Елизавета сделала то, что ей было приказано. Она послушно листала страницы, но ее это совершенно не интересовало. Найти записи было легко. Его мелкий, но четкий почерк был таким же ясным, как и его высокий резкий голос.
— Январь, декабрь, ноябрь, — громко прочитала она и начала перелистывать назад плотно исписанные страницы. — Наверное, на этой странице. Вы снова возобновили переговоры об испанском браке, сразу же после… после…
Он вспомнил и забрал у нее книжку.
— Неважно! Неважно! Теперь я все сам вижу, раз вы нашли примерную дату, — сказал он и, увидев, что она не спешит отдать ему книгу, почти вырвал ее из рук Елизаветы.
Но королева уже успела прочитать что-то весьма для нее интересное. И конечно, эта запись не была озаглавлена «Испанский брак». Это была небольшая запись внизу страницы. В ноябре Генрих написал: «Сказать Д., чтобы он оставил открытыми обе двери».

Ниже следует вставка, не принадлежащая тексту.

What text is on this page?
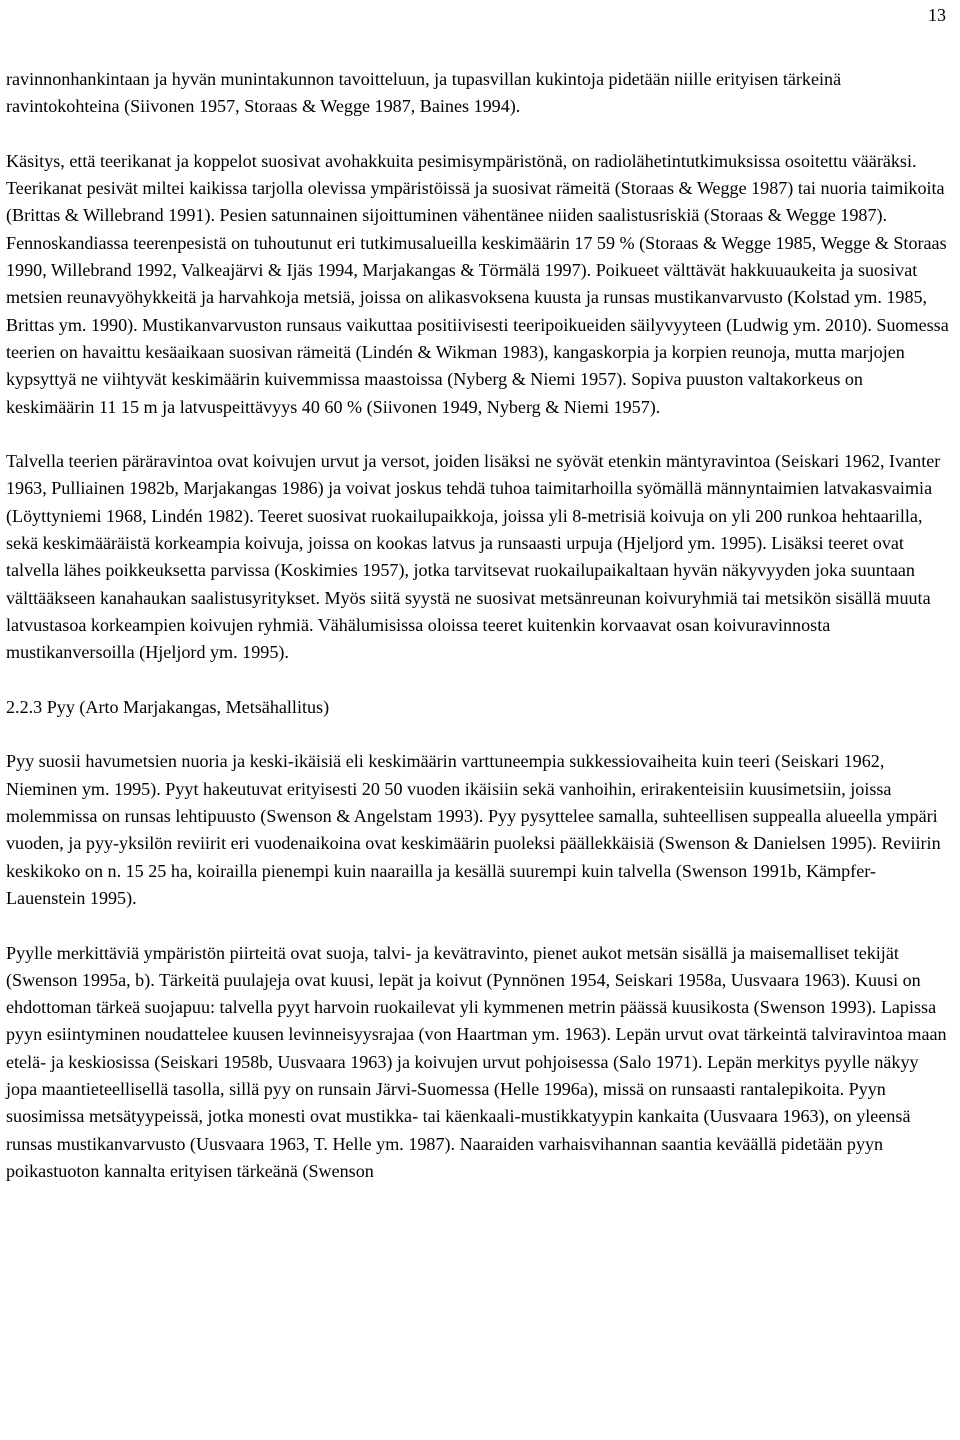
13

ravinnonhankintaan ja hyvän munintakunnon tavoitteluun, ja tupasvillan kukintoja pidetään niille erityisen tärkeinä ravintokohteina (Siivonen 1957, Storaas & Wegge 1987, Baines 1994).

Käsitys, että teerikanat ja koppelot suosivat avohakkuita pesimisympäristönä, on radiolähetintutkimuksissa osoitettu vääräksi. Teerikanat pesivät miltei kaikissa tarjolla olevissa ympäristöissä ja suosivat rämeitä (Storaas & Wegge 1987) tai nuoria taimikoita (Brittas & Willebrand 1991). Pesien satunnainen sijoittuminen vähentänee niiden saalistusriskiä (Storaas & Wegge 1987). Fennoskandiassa teerenpesistä on tuhoutunut eri tutkimusalueilla keskimäärin 17 59 % (Storaas & Wegge 1985, Wegge & Storaas 1990, Willebrand 1992, Valkeajärvi & Ijäs 1994, Marjakangas & Törmälä 1997). Poikueet välttävät hakkuuaukeita ja suosivat metsien reunavyöhykkeitä ja harvahkoja metsiä, joissa on alikasvoksena kuusta ja runsas mustikanvarvusto (Kolstad ym. 1985, Brittas ym. 1990). Mustikanvarvuston runsaus vaikuttaa positiivisesti teeripoikueiden säilyvyyteen (Ludwig ym. 2010). Suomessa teerien on havaittu kesäaikaan suosivan rämeitä (Lindén & Wikman 1983), kangaskorpia ja korpien reunoja, mutta marjojen kypsyttyä ne viihtyvät keskimäärin kuivemmissa maastoissa (Nyberg & Niemi 1957). Sopiva puuston valtakorkeus on keskimäärin 11 15 m ja latvuspeittävyys 40 60 % (Siivonen 1949, Nyberg & Niemi 1957).

Talvella teerien päräravintoa ovat koivujen urvut ja versot, joiden lisäksi ne syövät etenkin mäntyravintoa (Seiskari 1962, Ivanter 1963, Pulliainen 1982b, Marjakangas 1986) ja voivat joskus tehdä tuhoa taimitarhoilla syömällä männyntaimien latvakasvaimia (Löyttyniemi 1968, Lindén 1982). Teeret suosivat ruokailupaikkoja, joissa yli 8-metrisiä koivuja on yli 200 runkoa hehtaarilla, sekä keskimääräistä korkeampia koivuja, joissa on kookas latvus ja runsaasti urpuja (Hjeljord ym. 1995). Lisäksi teeret ovat talvella lähes poikkeuksetta parvissa (Koskimies 1957), jotka tarvitsevat ruokailupaikaltaan hyvän näkyvyyden joka suuntaan välttääkseen kanahaukan saalistusyritykset. Myös siitä syystä ne suosivat metsänreunan koivuryhmiä tai metsikön sisällä muuta latvustasoa korkeampien koivujen ryhmiä. Vähälumisissa oloissa teeret kuitenkin korvaavat osan koivuravinnosta mustikanversoilla (Hjeljord ym. 1995).

2.2.3 Pyy (Arto Marjakangas, Metsähallitus)

Pyy suosii havumetsien nuoria ja keski-ikäisiä eli keskimäärin varttuneempia sukkessiovaiheita kuin teeri (Seiskari 1962, Nieminen ym. 1995). Pyyt hakeutuvat erityisesti 20 50 vuoden ikäisiin sekä vanhoihin, erirakenteisiin kuusimetsiin, joissa molemmissa on runsas lehtipuusto (Swenson & Angelstam 1993). Pyy pysyttelee samalla, suhteellisen suppealla alueella ympäri vuoden, ja pyy-yksilön reviirit eri vuodenaikoina ovat keskimäärin puoleksi päällekkäisiä (Swenson & Danielsen 1995). Reviirin keskikoko on n. 15 25 ha, koirailla pienempi kuin naarailla ja kesällä suurempi kuin talvella (Swenson 1991b, Kämpfer-Lauenstein 1995).

Pyylle merkittäviä ympäristön piirteitä ovat suoja, talvi- ja kevätravinto, pienet aukot metsän sisällä ja maisemalliset tekijät (Swenson 1995a, b). Tärkeitä puulajeja ovat kuusi, lepät ja koivut (Pynnönen 1954, Seiskari 1958a, Uusvaara 1963). Kuusi on ehdottoman tärkeä suojapuu: talvella pyyt harvoin ruokailevat yli kymmenen metrin päässä kuusikosta (Swenson 1993). Lapissa pyyn esiintyminen noudattelee kuusen levinneisyysrajaa (von Haartman ym. 1963). Lepän urvut ovat tärkeintä talviravintoa maan etelä- ja keskiosissa (Seiskari 1958b, Uusvaara 1963) ja koivujen urvut pohjoisessa (Salo 1971). Lepän merkitys pyylle näkyy jopa maantieteellisellä tasolla, sillä pyy on runsain Järvi-Suomessa (Helle 1996a), missä on runsaasti rantalepikoita. Pyyn suosimissa metsätyypeissä, jotka monesti ovat mustikka- tai käenkaali-mustikkatyypin kankaita (Uusvaara 1963), on yleensä runsas mustikanvarvusto (Uusvaara 1963, T. Helle ym. 1987). Naaraiden varhaisvihannan saantia keväällä pidetään pyyn poikastuoton kannalta erityisen tärkeänä (Swenson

Обе двери? Какие двери? Важность записи была понятна ей даже сейчас в ее огромном горе. Это была та самая неделя, когда Перкин и ее кузен Уорвик попытались удрать и когда сэр Джон Дигби был комендантом Тауэра. Еще до того, как ее муж нашел информацию об испанском браке которую искал, Елизавета с ужасом поняла, что ее муж Генрих Тюдор был осторожным и хитрым убийцей, как и ее дядюшка!
Она оставила его, все еще сжимавшего в руках драгоценную книжку. Теперь он будет занят поисками решения возникшей проблемы и станет меньше горевать. Ему придется созвать Совет и обсуждать там, что следует сделать с Екатериной Арагонской и ее приданым… У Елизаветы не было такого милосердного выхода, ей не нужно строить планы в отношении будущего — и все ее мысли будут заняты драгоценным прошлым.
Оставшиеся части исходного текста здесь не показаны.